BAILEY It's had a little trauma, but by and large it's a
good heart.
NARRATION While waiting for Bailey's decision, the transplant
team has been preparing Colleen to receive the heart. The
process began several hours ago as bags of ice were used to
chill her body. Ail her blood will be drained from her before
the operation -and only if she's chilled to thirty degrees
Fahrenheit below her normal temperature will her brain survive
the hour or so the operation will take. Bailey carries the
donor heart, itself chilled in ice water, from the donor operating
room next door to Colleen's. With every moment, the heart
is slowly dying. By now Colleen's body temperature has been
lowered to sixty-four degrees Fahrenheit.
BAILEY Is the cooling even?
ASSISTANT Cooling nicely, sir.
NARRATION And Colleen's entire blood supply -- just eight
ounces -- is drained off. Even the slightest flow of blood
would make the delicate cutting and stitching of arteries
and veins impossible. The clamp isolates Colleen from her
blood -- and the surgery can begin. First Colleen's own, useless
heart is removed.
BAILEY This baby is about to be the best it's ever been.

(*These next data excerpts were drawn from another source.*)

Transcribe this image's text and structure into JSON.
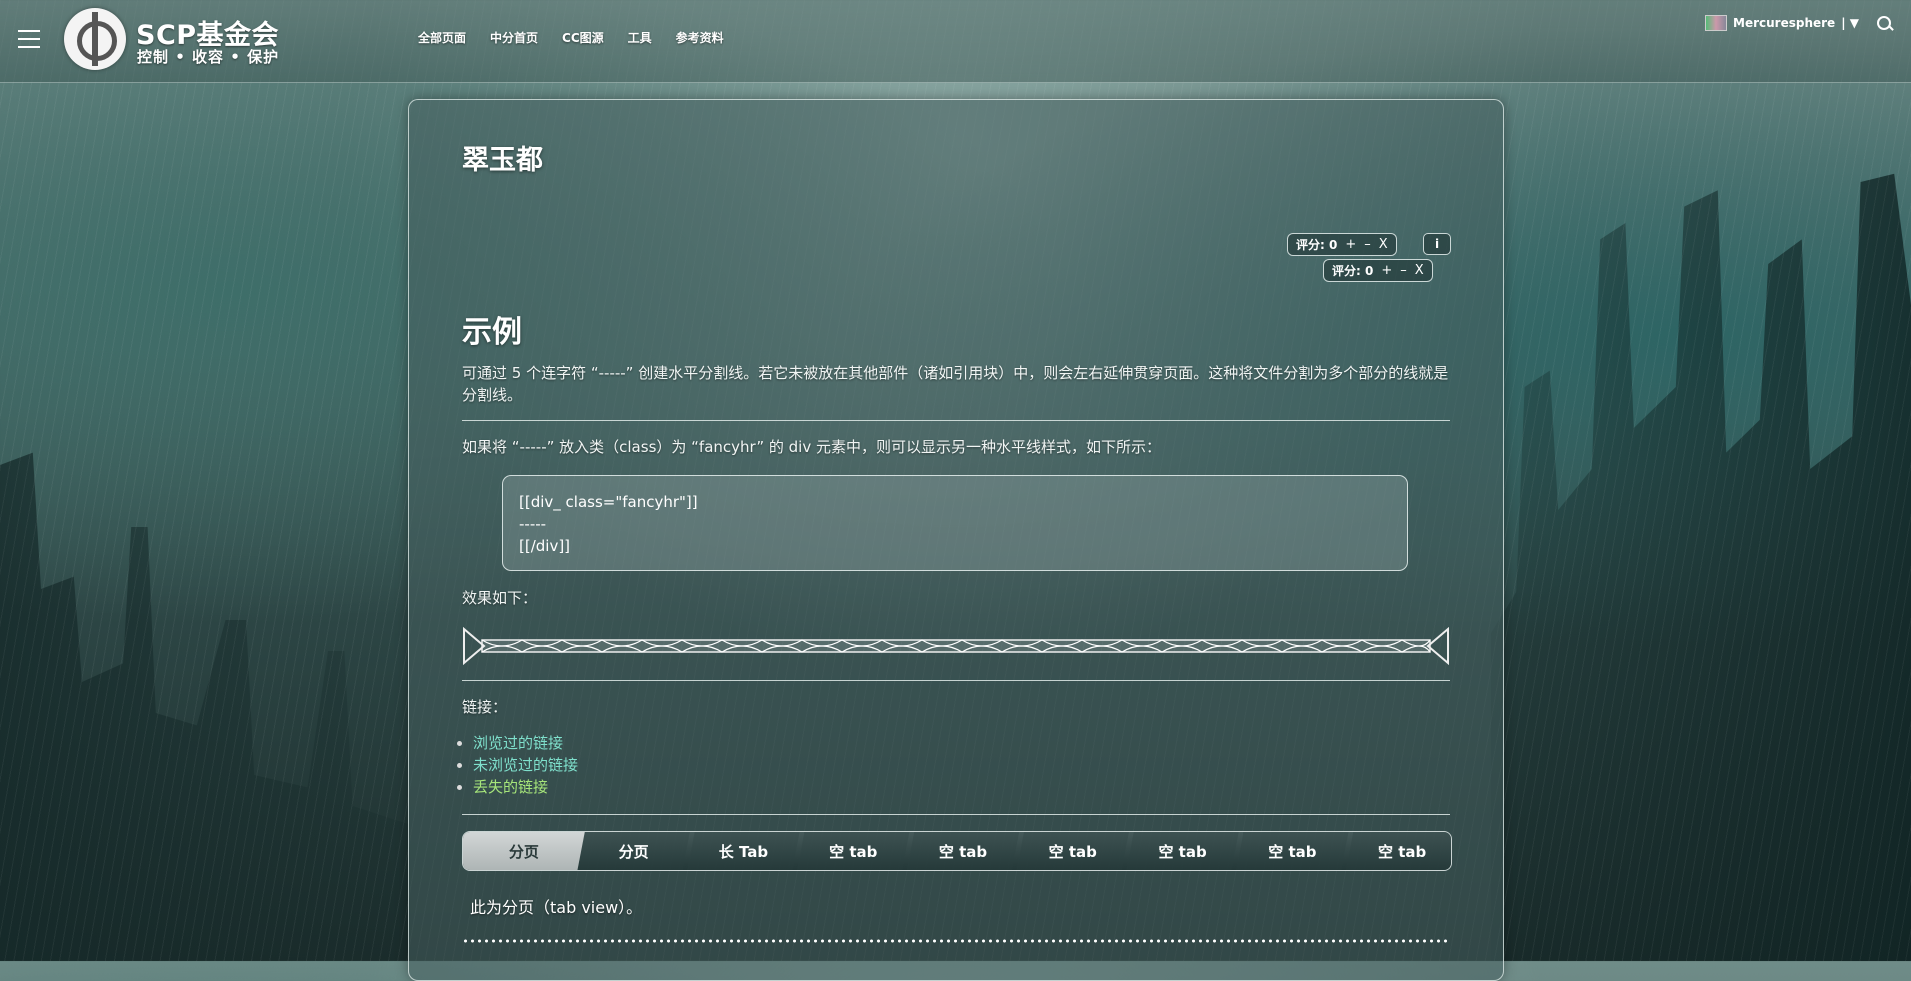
{
  "header": {
    "brand_title": "SCP基金会",
    "brand_subtitle": "控制 • 收容 • 保护",
    "nav": [
      "全部页面",
      "中分首页",
      "CC图源",
      "工具",
      "参考资料"
    ],
    "user": "Mercuresphere",
    "user_menu_arrow": "| ▼"
  },
  "page": {
    "title": "翠玉都",
    "rating1": {
      "label": "评分: 0",
      "plus": "+",
      "minus": "–",
      "cancel": "X"
    },
    "rating2": {
      "label": "评分: 0",
      "plus": "+",
      "minus": "–",
      "cancel": "X"
    },
    "info": "i",
    "section_heading": "示例",
    "para1": "可通过 5 个连字符 “-----” 创建水平分割线。若它未被放在其他部件（诸如引用块）中，则会左右延伸贯穿页面。这种将文件分割为多个部分的线就是分割线。",
    "para2": "如果将 “-----” 放入类（class）为 “fancyhr” 的 div 元素中，则可以显示另一种水平线样式，如下所示：",
    "code": [
      "[[div_ class=\"fancyhr\"]]",
      "-----",
      "[[/div]]"
    ],
    "para3": "效果如下：",
    "links_label": "链接：",
    "links": [
      {
        "text": "浏览过的链接"
      },
      {
        "text": "未浏览过的链接"
      },
      {
        "text": "丢失的链接"
      }
    ],
    "tabs": [
      "分页",
      "分页",
      "长 Tab",
      "空 tab",
      "空 tab",
      "空 tab",
      "空 tab",
      "空 tab",
      "空 tab"
    ],
    "active_tab": 0,
    "tab_content": "此为分页（tab view）。"
  },
  "colors": {
    "visited_link": "#7fe0cc",
    "unvisited_link": "#7fe0cc",
    "missing_link": "#a6e57a",
    "panel_border": "#e6f0ee"
  }
}
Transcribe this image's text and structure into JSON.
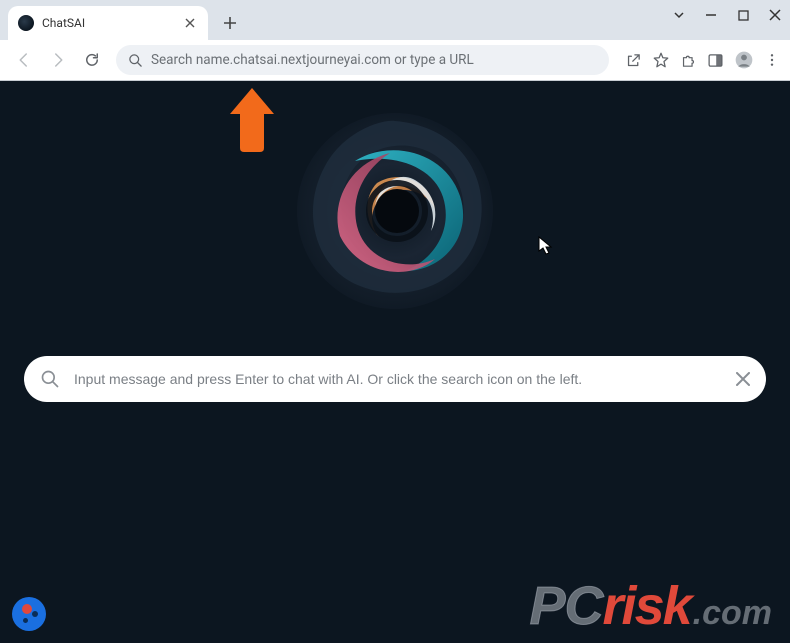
{
  "titlebar": {
    "tab_title": "ChatSAI"
  },
  "omnibox": {
    "text": "Search name.chatsai.nextjourneyai.com or type a URL"
  },
  "page_search": {
    "placeholder": "Input message and press Enter to chat with AI. Or click the search icon on the left.",
    "value": ""
  },
  "watermark": {
    "pc": "PC",
    "risk": "risk",
    "com": ".com"
  },
  "icons": {
    "back": "back-icon",
    "forward": "forward-icon",
    "reload": "reload-icon",
    "search": "search-icon",
    "share": "share-icon",
    "bookmark": "star-icon",
    "extensions": "puzzle-icon",
    "side_panel": "side-panel-icon",
    "profile": "profile-icon",
    "menu": "kebab-icon",
    "close": "close-icon",
    "new_tab": "plus-icon",
    "chevron": "chevron-down-icon",
    "minimize": "minimize-icon",
    "maximize": "maximize-icon",
    "window_close": "window-close-icon",
    "clear": "clear-icon"
  },
  "colors": {
    "page_bg": "#0c1620",
    "accent_orange": "#f26a1b",
    "risk_red": "#e0493a",
    "badge_blue": "#1a6fe0"
  }
}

NARRATION The donor heart is made ready to stitch into place.
Bailey connects it to Colleen's blood vessels -- and then
slowly, her blood is returned. Now comes the critical moment.
The ice bags are removed, allowing Colleen's body temperature
to rise. Now, it's up to Colleen.
BAILEY All right. Lungs are working.
NARRATION But will the heart work in its new body? In case
it needs a jolt to start it, electric paddles are standing
by. But within moments, Colleen's new heart starts up by itself.
BAILEY We were a little concerned about the donor, but the
little donor heart seems to have recovered quite well. So
far.
NARRATION "So far" is the key phrase in infant heart transplants
-- because the operation itself is only the beginning of Colleen
and her new heart's attempt to live together.
BAILEY Stable this morning.
ASSISTANT Her X-ray looks remarkably good.
NARRATION Already, two days after surgery, she's had to be
resuscitated once when her new heart faltered.
BAILEY We may get away with this marginal arrangement here.
I think recovery is possible. Baby Colleen was quite a challenge
for us. She represented the outer margins, I think, of what
we can do with transplantation, and pleasantly. She and her
new heart have responded very well. I am very optimistic that
she is going to be OK, and anxious, actually, to see what
she's going to look like when all this is done.
NARRATION As with all transplant operations, the real barrier
to success isn't the surgery, but how well Colleen and her
new heart get on together. The constant danger is that Colleen's
immune system, recognizing the heart as foreign tissue, will
attempt to reject it. This is Garrick Tanner.
MOTHER Time for your medicine.
NARRATION He received his new heart two weeks ago, and every
day since, his mother has been giving him small doses of an
anti-rejection drug. He'll have to keep taking it every day
for the rest of his life.
MOTHER That's a good boy.
NARRATION So far, the drug's been doing its job -- and today,
the hope is that Garrick will be going home.
BAILEY Good morning.
MOTHER Hi there.
BAILEY It's a big day for you.
MOTHER I hope.
BAILEY You're actually going to take him home? How long has
it been since his transplant?
MOTHER Oh, it's been two weeks and two days.
NARRATION So far, so good. But Garrick, like all transplant
patients, is on a tightrope. The anti-rejection drug suppresses
his immune system. Too much drug and he could die of a massive
infection. Too little and his new heart will be rejected.
An early warning of rejection is a fast heart beat. Till now
it's been at about one hundred fifteen beats per minute.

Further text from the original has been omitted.